— Я подумал, может, к ним, — сказал Драгацкий и кивнул в мою сторону. — Дом все равно пустует. — Он поставил перед Иосифом бутылку.
— Кто они? — спросил могильщик.
— Он — немец, она — еврейка.
— А что они умеют?..
— Он — часовщик, она — домохозяйка, а сын гимназист, — нараспев, как считалку, произнес Драгацкий.
— Часовщик? — я ошарашенно уставился на беженца, на его длинные руки с тонкими и острыми, как иглы, пальцами, на распахнутый пиджак и аккуратно повязанный галстук, свисавший, словно застывший маятник. — Часовщик?
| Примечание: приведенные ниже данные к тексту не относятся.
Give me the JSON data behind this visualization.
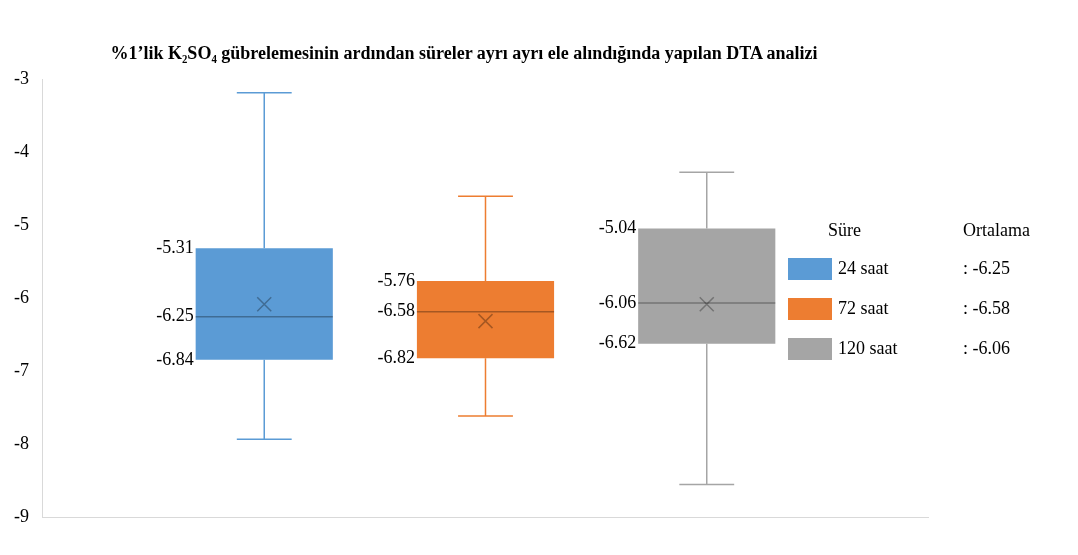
{
  "chart_data": {
    "type": "box",
    "title": "%1’lik K₂SO₄ gübrelemesinin ardından süreler ayrı ayrı ele alındığında yapılan DTA analizi",
    "categories": [
      null
    ],
    "legend_title": "Süre",
    "legend": "right",
    "ylim": [
      -9,
      -3
    ],
    "yticks": [
      -9,
      -8,
      -7,
      -6,
      -5,
      -4,
      -3
    ],
    "grid": false,
    "series": [
      {
        "name": "24 saat",
        "color": "#5b9bd5",
        "boxes": [
          {
            "low": -7.93,
            "q1": -6.84,
            "median": -6.25,
            "q3": -5.31,
            "high": -3.18,
            "mean": -6.08
          }
        ]
      },
      {
        "name": "72 saat",
        "color": "#ed7d31",
        "boxes": [
          {
            "low": -7.61,
            "q1": -6.82,
            "median": -6.18,
            "q3": -5.76,
            "high": -4.6,
            "mean": -6.31
          }
        ]
      },
      {
        "name": "120 saat",
        "color": "#a5a5a5",
        "boxes": [
          {
            "low": -8.55,
            "q1": -6.62,
            "median": -6.06,
            "q3": -5.04,
            "high": -4.27,
            "mean": -6.08
          }
        ]
      }
    ],
    "annotations": [
      "-5.31",
      "-6.25",
      "-6.84",
      "-5.76",
      "-6.58",
      "-6.82",
      "-5.04",
      "-6.06",
      "-6.62",
      "Ortalama",
      ": -6.25",
      ": -6.58",
      ": -6.06"
    ]
  }
}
— Яволь, — закивал рыжеволосый мужчина. — Их бин айн урмахер. Урмахер… — повторил он, удивляясь моей растерянности.
— Его дед, — сказал могильщик, — тоже айн урмахер. Будем здоровы, — и чокнулся с Аницетасом.
— Дас ист вундербар, — зачастил немец.
— А я могильщик, — представился мой опекун.
— Вас, вас?
— Могильщик!
Женщина что-то шепнула рыжеволосому, и ее огромные черные глаза еще больше расширились.
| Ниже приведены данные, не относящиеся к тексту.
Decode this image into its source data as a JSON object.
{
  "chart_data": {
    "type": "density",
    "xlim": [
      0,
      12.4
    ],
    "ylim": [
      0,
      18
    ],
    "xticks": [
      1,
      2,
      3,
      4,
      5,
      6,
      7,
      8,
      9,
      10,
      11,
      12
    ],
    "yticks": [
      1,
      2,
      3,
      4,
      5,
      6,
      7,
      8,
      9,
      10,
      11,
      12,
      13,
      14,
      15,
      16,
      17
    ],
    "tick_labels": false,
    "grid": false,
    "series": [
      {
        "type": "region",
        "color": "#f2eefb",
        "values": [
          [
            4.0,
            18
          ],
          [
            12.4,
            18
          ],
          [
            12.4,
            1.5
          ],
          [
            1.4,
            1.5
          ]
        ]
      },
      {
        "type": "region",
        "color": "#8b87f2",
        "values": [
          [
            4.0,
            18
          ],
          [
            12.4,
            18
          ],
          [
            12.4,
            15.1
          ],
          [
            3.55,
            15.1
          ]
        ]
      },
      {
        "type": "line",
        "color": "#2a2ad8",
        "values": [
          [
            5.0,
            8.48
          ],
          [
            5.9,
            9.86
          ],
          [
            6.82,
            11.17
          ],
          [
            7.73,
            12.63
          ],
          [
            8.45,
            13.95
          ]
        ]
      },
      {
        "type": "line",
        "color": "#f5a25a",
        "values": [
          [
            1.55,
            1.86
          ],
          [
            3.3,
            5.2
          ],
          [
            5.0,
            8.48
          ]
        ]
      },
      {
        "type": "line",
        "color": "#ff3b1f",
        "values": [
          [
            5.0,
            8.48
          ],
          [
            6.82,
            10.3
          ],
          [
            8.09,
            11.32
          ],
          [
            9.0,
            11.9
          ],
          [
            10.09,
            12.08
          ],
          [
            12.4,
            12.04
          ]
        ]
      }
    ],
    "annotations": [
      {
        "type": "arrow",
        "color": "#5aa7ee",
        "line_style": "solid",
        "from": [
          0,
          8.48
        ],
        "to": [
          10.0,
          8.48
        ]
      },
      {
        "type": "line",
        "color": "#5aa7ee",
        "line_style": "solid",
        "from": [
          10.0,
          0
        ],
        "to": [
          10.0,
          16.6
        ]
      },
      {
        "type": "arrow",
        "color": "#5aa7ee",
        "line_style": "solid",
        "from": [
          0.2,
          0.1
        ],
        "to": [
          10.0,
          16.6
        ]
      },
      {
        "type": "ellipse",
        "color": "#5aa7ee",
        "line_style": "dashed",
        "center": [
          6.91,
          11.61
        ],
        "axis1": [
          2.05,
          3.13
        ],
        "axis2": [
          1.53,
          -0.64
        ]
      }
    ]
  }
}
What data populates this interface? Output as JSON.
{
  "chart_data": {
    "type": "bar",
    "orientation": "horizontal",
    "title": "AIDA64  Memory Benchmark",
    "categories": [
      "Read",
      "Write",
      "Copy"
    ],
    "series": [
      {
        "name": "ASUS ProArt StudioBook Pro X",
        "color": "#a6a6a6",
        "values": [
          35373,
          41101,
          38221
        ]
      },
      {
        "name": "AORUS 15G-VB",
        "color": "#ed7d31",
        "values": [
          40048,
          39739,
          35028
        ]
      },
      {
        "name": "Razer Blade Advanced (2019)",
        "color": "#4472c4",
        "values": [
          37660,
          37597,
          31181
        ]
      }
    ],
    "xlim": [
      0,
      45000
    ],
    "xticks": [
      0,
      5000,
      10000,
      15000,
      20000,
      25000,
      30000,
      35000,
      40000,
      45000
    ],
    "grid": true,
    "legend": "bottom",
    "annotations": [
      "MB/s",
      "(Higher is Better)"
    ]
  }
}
— О! — воскликнул беженец. — Яволь… Майн фрау — Сарра… Майн зон — Вильгельм…
— Ишь ты, по кайзеру назвали, — сказал захмелевший могильщик.
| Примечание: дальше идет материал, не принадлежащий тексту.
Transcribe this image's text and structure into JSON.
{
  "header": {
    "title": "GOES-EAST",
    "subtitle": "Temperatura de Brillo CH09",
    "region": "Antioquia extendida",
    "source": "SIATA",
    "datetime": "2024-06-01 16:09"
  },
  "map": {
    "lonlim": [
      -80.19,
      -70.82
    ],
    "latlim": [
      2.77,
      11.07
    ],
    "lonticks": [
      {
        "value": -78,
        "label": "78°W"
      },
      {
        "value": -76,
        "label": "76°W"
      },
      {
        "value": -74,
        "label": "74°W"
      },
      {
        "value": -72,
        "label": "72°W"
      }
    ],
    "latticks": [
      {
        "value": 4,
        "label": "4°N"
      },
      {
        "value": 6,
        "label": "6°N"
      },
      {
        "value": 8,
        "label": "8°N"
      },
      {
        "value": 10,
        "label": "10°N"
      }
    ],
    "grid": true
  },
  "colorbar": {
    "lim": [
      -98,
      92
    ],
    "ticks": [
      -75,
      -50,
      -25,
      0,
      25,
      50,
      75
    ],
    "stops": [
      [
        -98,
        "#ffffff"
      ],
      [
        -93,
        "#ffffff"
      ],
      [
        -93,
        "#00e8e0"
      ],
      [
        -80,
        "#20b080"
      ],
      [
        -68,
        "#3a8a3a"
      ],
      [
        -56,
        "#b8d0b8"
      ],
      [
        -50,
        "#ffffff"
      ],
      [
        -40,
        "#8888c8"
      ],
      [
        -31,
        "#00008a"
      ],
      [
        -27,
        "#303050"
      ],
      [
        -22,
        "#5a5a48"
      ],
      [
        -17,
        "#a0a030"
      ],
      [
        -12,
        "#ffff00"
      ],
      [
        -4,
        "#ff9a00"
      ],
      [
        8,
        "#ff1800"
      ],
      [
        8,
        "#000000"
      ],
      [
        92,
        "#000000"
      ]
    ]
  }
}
— Яволь, — закивал немец. — Майн намен ист Герман… Герман Ганценмюллер…
— Даниил, — сказал я. — Пока отец не вернется, живите!..
Беженцы шли по местечку за мной и хватившим лишку Иосифом, понурив головы, как бы стыдясь своего непонятного говора, опрятной одежды и сиротства. Они упорно молчали, и в их молчании было что-то от надгробного камня — загадочное и неизбывное.
Еще в трактире мой опекун Иосиф пытался растормошить рыжеволосого вопросами, но беженец ограничивался восторженными «Яволь».
— Никто не задает на свете столько вопросов, как мы, — сказал трактирщик Драгацкий. — Иногда мне кажется, будто господь бог осыпал нас с ног до головы вопросами, а ответы роздал другим.
— Яволь, — заранее согласился беженец и замолчал.
Всю дорогу меня так и подмывало задать рыжеволосому единственный вопрос: кто такой Гитлер и почему его так все боятся: и они, и доктор Иохельсон? Пусть рыжеволосый ответит. Не может же быть, чтобы человека преследовали просто так, ради забавы. В чем вина доктора? Чем провинился этот часовщик со странной фамилией, его жена Сарра и их сын Вильгельм, названный в честь самого кайзера.
— Реб Иосиф, спросите у них, кто такой Гитлер, — сказал я, когда мы подошли к нашему дому. — И за что он нас убивает?
Но ни рыжеволосый Герман, ни глазастая Сарра, ни постриженный под бобрик Вильгельм не обратили на вопрос внимания. Может, они не поняли Иосифа, а может, даже тут, в нашем местечке, боялись того, о ком мой опекун у них спрашивал. Беженцы глядели на захмелевшего могильщика, на его волосатые пальцы, в которых, как рыба, скользил ключ от дома, где я родился и вырос.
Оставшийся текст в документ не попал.